Il nodo dei trasporti
Salvo sorprese, quindi, ce la faremo, ma per qualcuno è ancora presto per parlare di una vittoria definitiva. «I dati Ispra sulle emissioni fotografano un Paese in crisi – dichiara Zanchini – per cui esiste il rischio che, in assenza di politiche ad hoc, la ripresa economica coincida con un nuovo aumento delle emissioni e con un peggioramento della qualità della vita nelle nostre città». Il problema, secondo il vicepresidente di Legambiente, riguarda soprattutto il settore dei trasporti e il comparto industriale, per i quali non sono state ancora avviate politiche di riforma strutturale, ma anche alcuni aspetti dell'edilizia.
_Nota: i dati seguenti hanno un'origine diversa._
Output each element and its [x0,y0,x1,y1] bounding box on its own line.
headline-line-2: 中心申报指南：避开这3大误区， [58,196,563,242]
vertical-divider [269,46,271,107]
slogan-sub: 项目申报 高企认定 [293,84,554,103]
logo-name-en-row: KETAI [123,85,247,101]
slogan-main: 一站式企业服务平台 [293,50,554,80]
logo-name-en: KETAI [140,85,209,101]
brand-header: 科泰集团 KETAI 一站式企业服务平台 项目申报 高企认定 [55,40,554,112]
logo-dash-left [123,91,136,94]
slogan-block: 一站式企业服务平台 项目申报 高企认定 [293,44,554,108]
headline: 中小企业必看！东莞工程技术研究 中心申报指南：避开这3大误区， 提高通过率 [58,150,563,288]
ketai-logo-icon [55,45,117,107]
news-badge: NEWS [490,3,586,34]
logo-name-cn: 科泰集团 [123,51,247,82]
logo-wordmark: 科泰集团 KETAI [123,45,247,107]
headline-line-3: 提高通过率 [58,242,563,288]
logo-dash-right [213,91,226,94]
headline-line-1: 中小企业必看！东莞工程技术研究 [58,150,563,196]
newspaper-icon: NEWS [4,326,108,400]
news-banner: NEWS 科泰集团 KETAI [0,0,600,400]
Meno severo il giudizio della Fondazione di Edo Ronchi: «Le ultime stime della Commissione europea prevedono che dal 2020, pur mantenendo le politiche attuali, ci sarà anche un calo delle emissioni nel settore trasporti, che finora era un po' la Cenerentola della decarbonizzazione – sottolinea Barbabella – In generale, a partire dal 2009, l'Italia si è rimessa in linea col target di Kyoto, pur se con 15 anni di ritardo e con la complicità della crisi».
Il peso della crisi
Già, la crisi. Il suo ruolo nel determinare il trend degli ultimi anni è innegabile, ma quanto ha contribuito alla riduzione dei consumi e delle emissioni? «Secondo la Confindustria, il calo dei consumi è riconducibile per il 50% alla congiuntura economica sfavorevole e per l'altro 50% alle politiche di risparmio energetico – aggiunge l'esperto della Fondazione - ma noi pensiamo che per quanto riguarda le emissioni la crisi abbia avuto un peso inferiore nell'inversione di tendenza». La conferma arriverebbe dal confronto tra i consumi energetici del 2010 e le emissioni dello stesso periodo. «Due anni fa i consumi sono cresciuti del 3% rispetto all'anno precedente, ma le emissioni sono aumentate solo del 2% – osserva ancora Barbabella – sintomo che a prescindere dalle condizioni economiche c'è un effettivo scarto nella direzione dell'efficienza». Non è detto, dunque, che la ripresa economica debba coincidere con una nuova impennata delle emissioni, anche perché se da una parte la crisi deprime i consumi, e quindi interviene in favore della decarbonizzazione, è vero anche che la ridotta disponibilità economica scoraggia gli investimenti nel settore delle rinnovabili e della riqualificazione energetica. Dalla fine della crisi, in altri termini, potrebbero venir fuori anche novità positive. Per avere i dati definitivi, in ogni caso, bisognerà attendere almeno un altro anno, tenendo presente che, oltre al Protocollo di Kyoto, l'Italia deve affrontare la fida degli obiettivi europei al 2020, che riguardano anche lo sviluppo delle rinnovabili e l'efficienza energetica. E in questo caso, evidentemente, non potremo di certo contare sulla crisi.